AI has become a "ghost story," with American retail investors turning into "ghost catchers": buying more as prices fall, sticking to a relentless fight!
Cailian Press, February 27 (Editor: Xiaoxiang) The more sharply the market falls, the more aggressive retail investors in U.S. stocks—who adhere to the “YOLO” (You Only Live Once) philosophy—seem to be charging forward faster…
According to data compiled by JPMorgan Chase, despite the S&P 1500 Software & Services Index dropping nearly 20% since the beginning of the year, retail trading activity in the sector is approaching record levels.
JPM strategist Arun Jain stated that, although “some areas of the market continue to show cracks,” retail investors still “support the software industry.”
Data shows that among the “Big Seven,” Microsoft, which suffered the worst decline, was actually the most favored target by retail investors last week, leading the year-to-date holdings change. Additionally, ServiceNow and AppLovin have also attracted significant retail attention.

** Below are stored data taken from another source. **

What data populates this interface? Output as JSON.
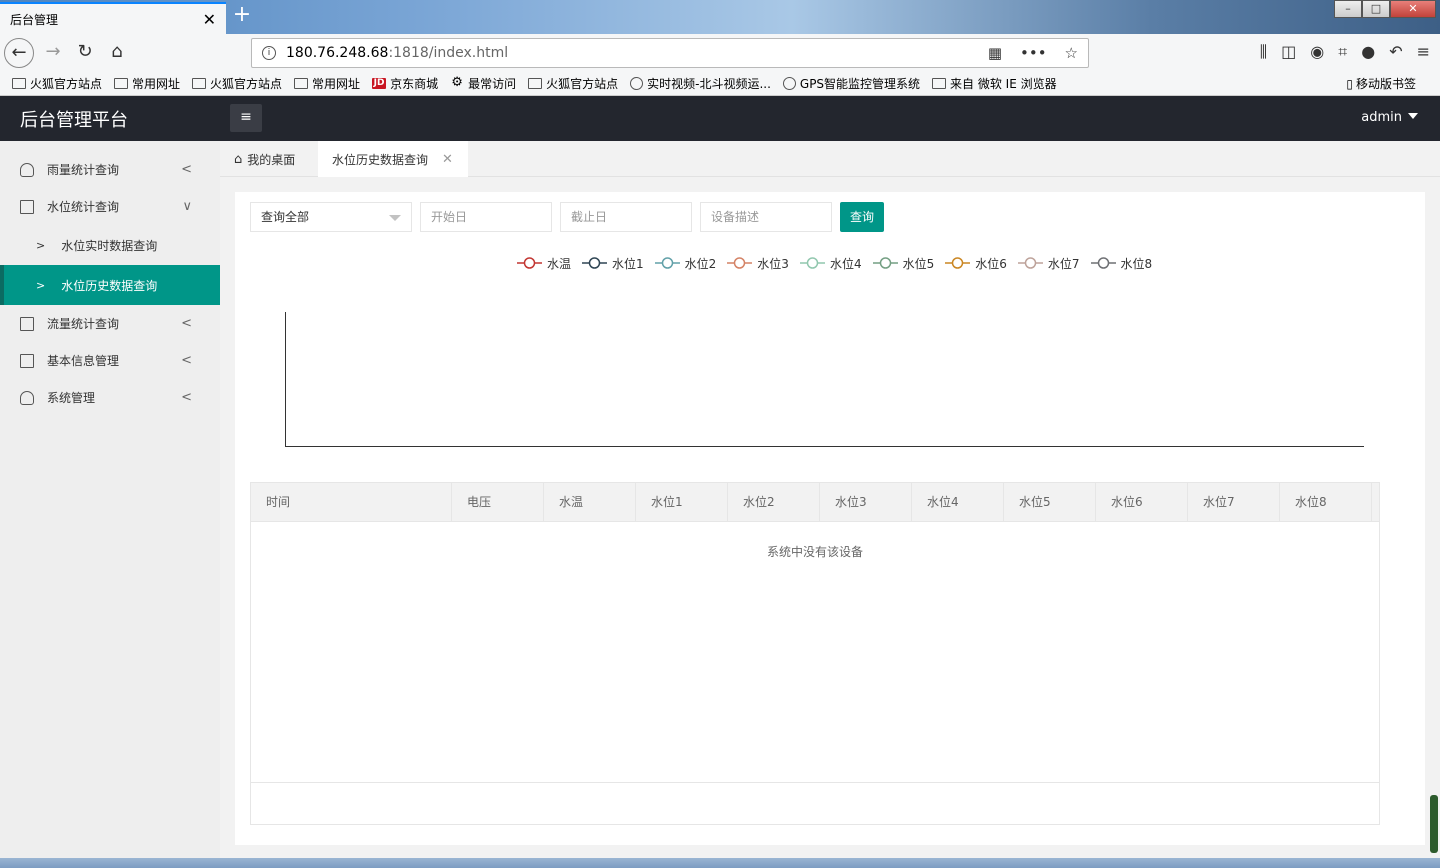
{
  "browser": {
    "tab_title": "后台管理",
    "tab_close": "✕",
    "new_tab": "+",
    "url_host": "180.76.248.68",
    "url_rest": ":1818/index.html"
  },
  "bookmarks": [
    {
      "label": "火狐官方站点",
      "icon": "folder-icon"
    },
    {
      "label": "常用网址",
      "icon": "folder-icon"
    },
    {
      "label": "火狐官方站点",
      "icon": "folder-icon"
    },
    {
      "label": "常用网址",
      "icon": "folder-icon"
    },
    {
      "label": "京东商城",
      "icon": "jd-icon"
    },
    {
      "label": "最常访问",
      "icon": "gear-icon"
    },
    {
      "label": "火狐官方站点",
      "icon": "folder-icon"
    },
    {
      "label": "实时视频-北斗视频运...",
      "icon": "globe-icon"
    },
    {
      "label": "GPS智能监控管理系统",
      "icon": "globe-icon"
    },
    {
      "label": "来自 微软 IE 浏览器",
      "icon": "folder-icon"
    }
  ],
  "mobile_bookmarks": "移动版书签",
  "app": {
    "title": "后台管理平台",
    "user": "admin"
  },
  "sidebar": {
    "items": [
      {
        "label": "雨量统计查询",
        "icon": "user-icon",
        "arrow": "<"
      },
      {
        "label": "水位统计查询",
        "icon": "doc-icon",
        "arrow": "∨"
      },
      {
        "label": "流量统计查询",
        "icon": "doc-icon",
        "arrow": "<"
      },
      {
        "label": "基本信息管理",
        "icon": "doc-icon",
        "arrow": "<"
      },
      {
        "label": "系统管理",
        "icon": "user-icon",
        "arrow": "<"
      }
    ],
    "sub": [
      {
        "label": "水位实时数据查询",
        "active": false
      },
      {
        "label": "水位历史数据查询",
        "active": true
      }
    ]
  },
  "tabs": {
    "home": "我的桌面",
    "current": "水位历史数据查询"
  },
  "filters": {
    "select_value": "查询全部",
    "start_placeholder": "开始日",
    "end_placeholder": "截止日",
    "device_placeholder": "设备描述",
    "query_button": "查询"
  },
  "chart_data": {
    "type": "line",
    "series": [
      {
        "name": "水温",
        "color": "#c23531",
        "values": []
      },
      {
        "name": "水位1",
        "color": "#2f4554",
        "values": []
      },
      {
        "name": "水位2",
        "color": "#61a0a8",
        "values": []
      },
      {
        "name": "水位3",
        "color": "#d48265",
        "values": []
      },
      {
        "name": "水位4",
        "color": "#91c7ae",
        "values": []
      },
      {
        "name": "水位5",
        "color": "#749f83",
        "values": []
      },
      {
        "name": "水位6",
        "color": "#ca8622",
        "values": []
      },
      {
        "name": "水位7",
        "color": "#bda29a",
        "values": []
      },
      {
        "name": "水位8",
        "color": "#6e7074",
        "values": []
      }
    ],
    "legend_position": "top-center",
    "grid": false
  },
  "table": {
    "columns": [
      "时间",
      "电压",
      "水温",
      "水位1",
      "水位2",
      "水位3",
      "水位4",
      "水位5",
      "水位6",
      "水位7",
      "水位8"
    ],
    "empty_text": "系统中没有该设备"
  },
  "colors": {
    "accent": "#009688",
    "header": "#23262e"
  }
}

These retail buying behaviors are occurring amid a hit to software stocks. Previously, many companies released new AI products, causing investor concerns that these products might replace services from companies like Salesforce and Adobe.
On Monday, the industry was shocked by Citrini Research’s release of a “horrifying AI horror story,” suggesting AI could trigger widespread economic turmoil, fueling market panic once again. Nassim Taleb, author of The Black Swan, also warned that the software industry could face a wave of bankruptcies.

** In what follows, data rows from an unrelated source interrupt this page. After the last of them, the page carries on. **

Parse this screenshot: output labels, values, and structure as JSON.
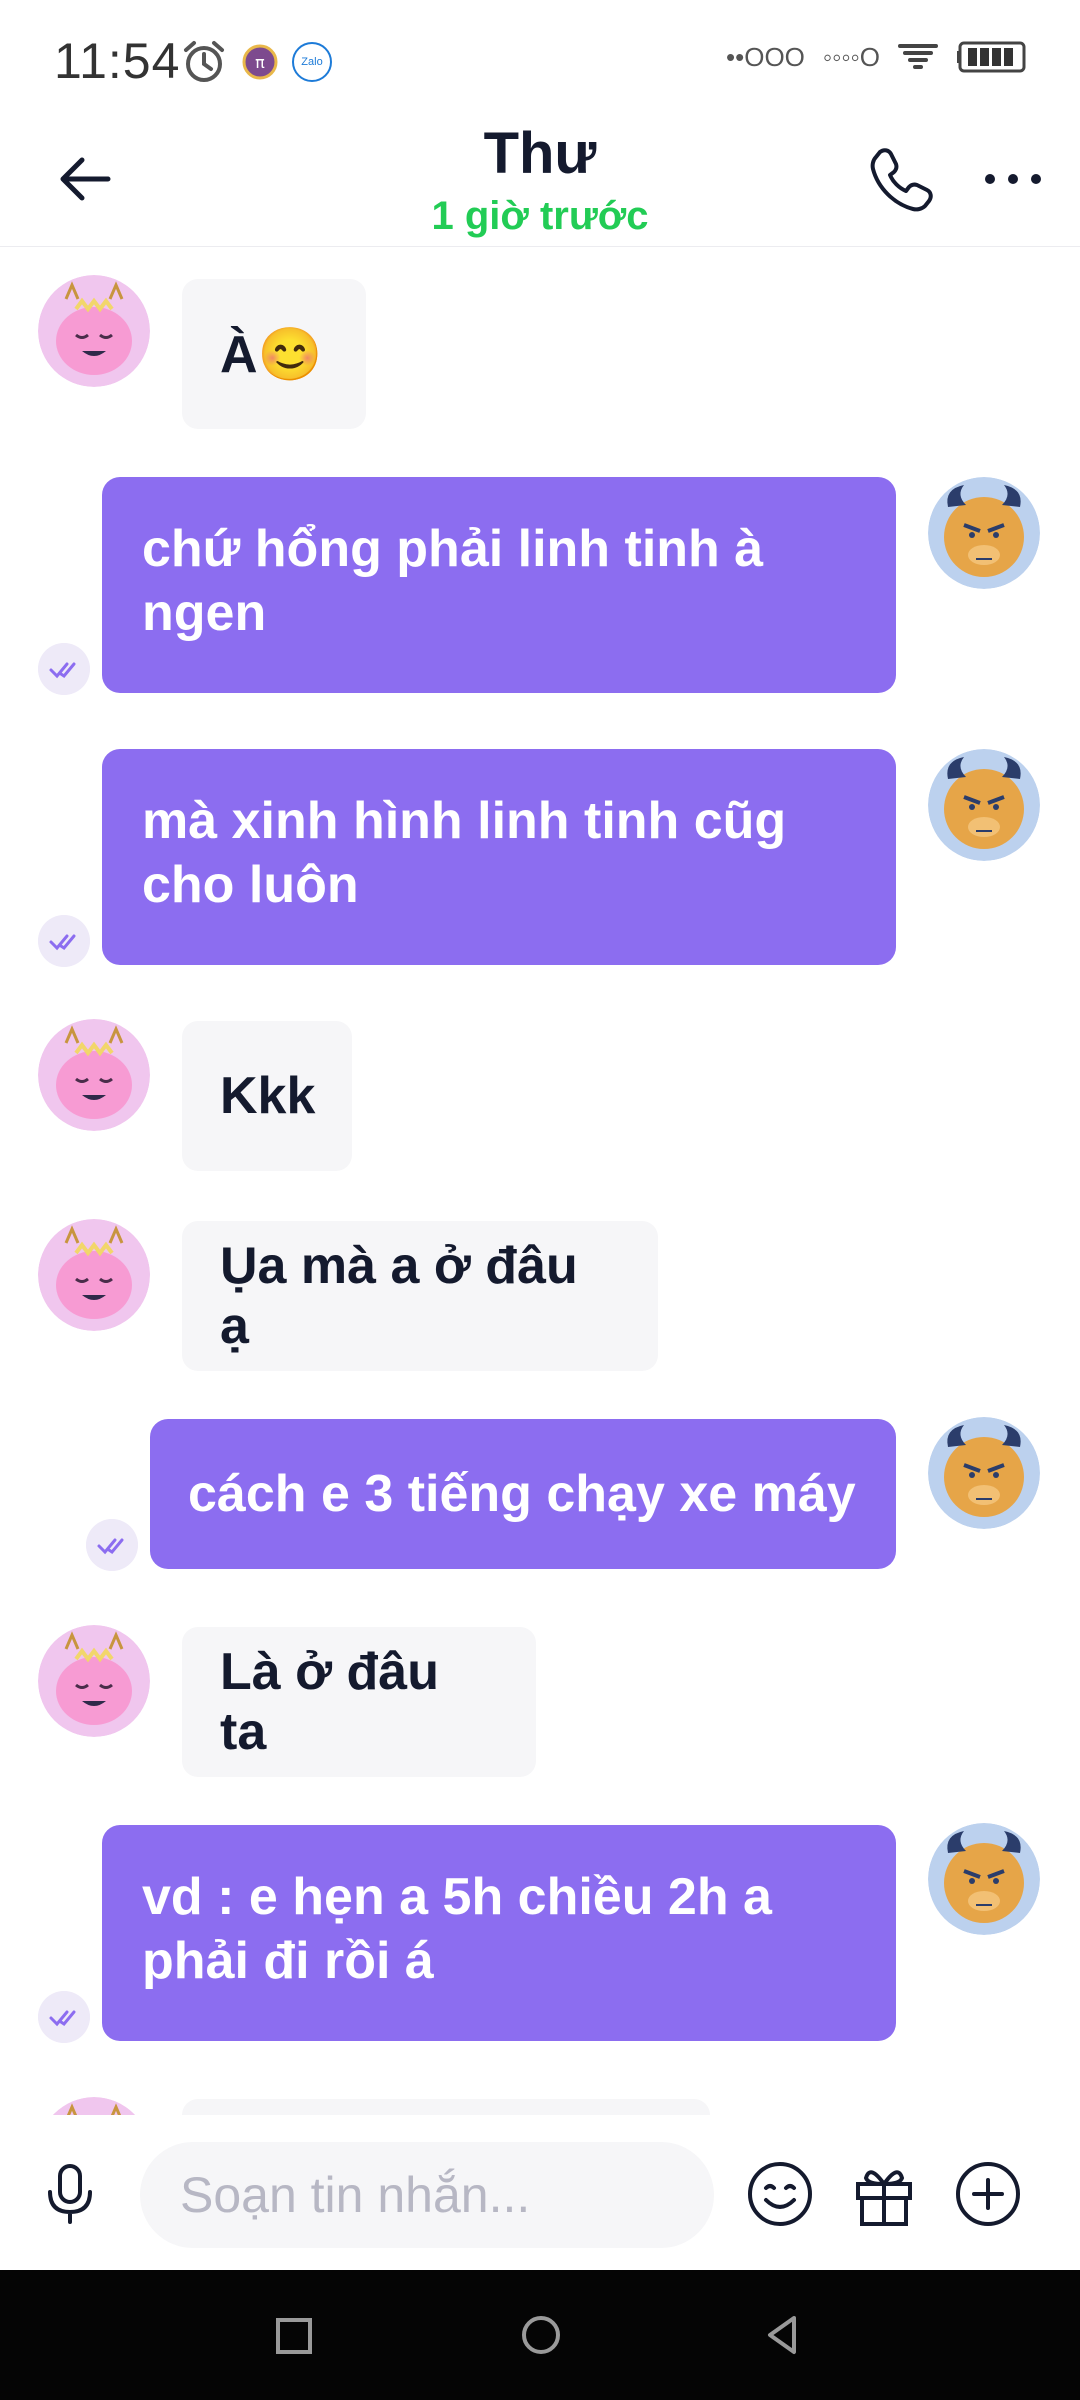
{
  "status_bar": {
    "time": "11:54",
    "app_icons": [
      "alarm-icon",
      "pi-network-icon",
      "zalo-icon"
    ],
    "zalo_label": "Zalo",
    "signal1": "••OOO",
    "signal2": "◦◦◦◦O"
  },
  "header": {
    "name": "Thư",
    "last_seen": "1 giờ trước"
  },
  "messages": [
    {
      "from": "them",
      "text": "À😊"
    },
    {
      "from": "me",
      "text": "chứ hổng phải linh tinh à ngen"
    },
    {
      "from": "me",
      "text": "mà xinh hình linh tinh cũg cho luôn"
    },
    {
      "from": "them",
      "text": "Kkk"
    },
    {
      "from": "them",
      "text": "Ụa mà a ở đâu ạ"
    },
    {
      "from": "me",
      "text": "cách e 3 tiếng chạy xe máy"
    },
    {
      "from": "them",
      "text": "Là ở đâu ta"
    },
    {
      "from": "me",
      "text": "vd : e hẹn a 5h chiều 2h a phải đi rồi á"
    }
  ],
  "composer": {
    "placeholder": "Soạn tin nhắn..."
  },
  "colors": {
    "accent": "#8c6df0",
    "online": "#22cc55",
    "incoming_bubble": "#f6f6f8"
  }
}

However, fears about AI do not seem to have scared retail investors; during the sell-off, they kept entering the market as buyers, which has also restored some market confidence. Marshall Front, Chief Investment Officer of Front Barnett Associates, said, “In our view, the sell-off in software stocks is clearly excessive, and we believe current valuations are attractive.”
Notably, on Thursday, as Nvidia’s stock plunged sharply the day after its earnings report, triggering intense volatility in the tech sector, the software industry outperformed semiconductors significantly, achieving one of the largest relative gains in nearly a decade.
Meanwhile, retail investors also appeared to show strong buying interest in Nvidia’s sharp decline that day.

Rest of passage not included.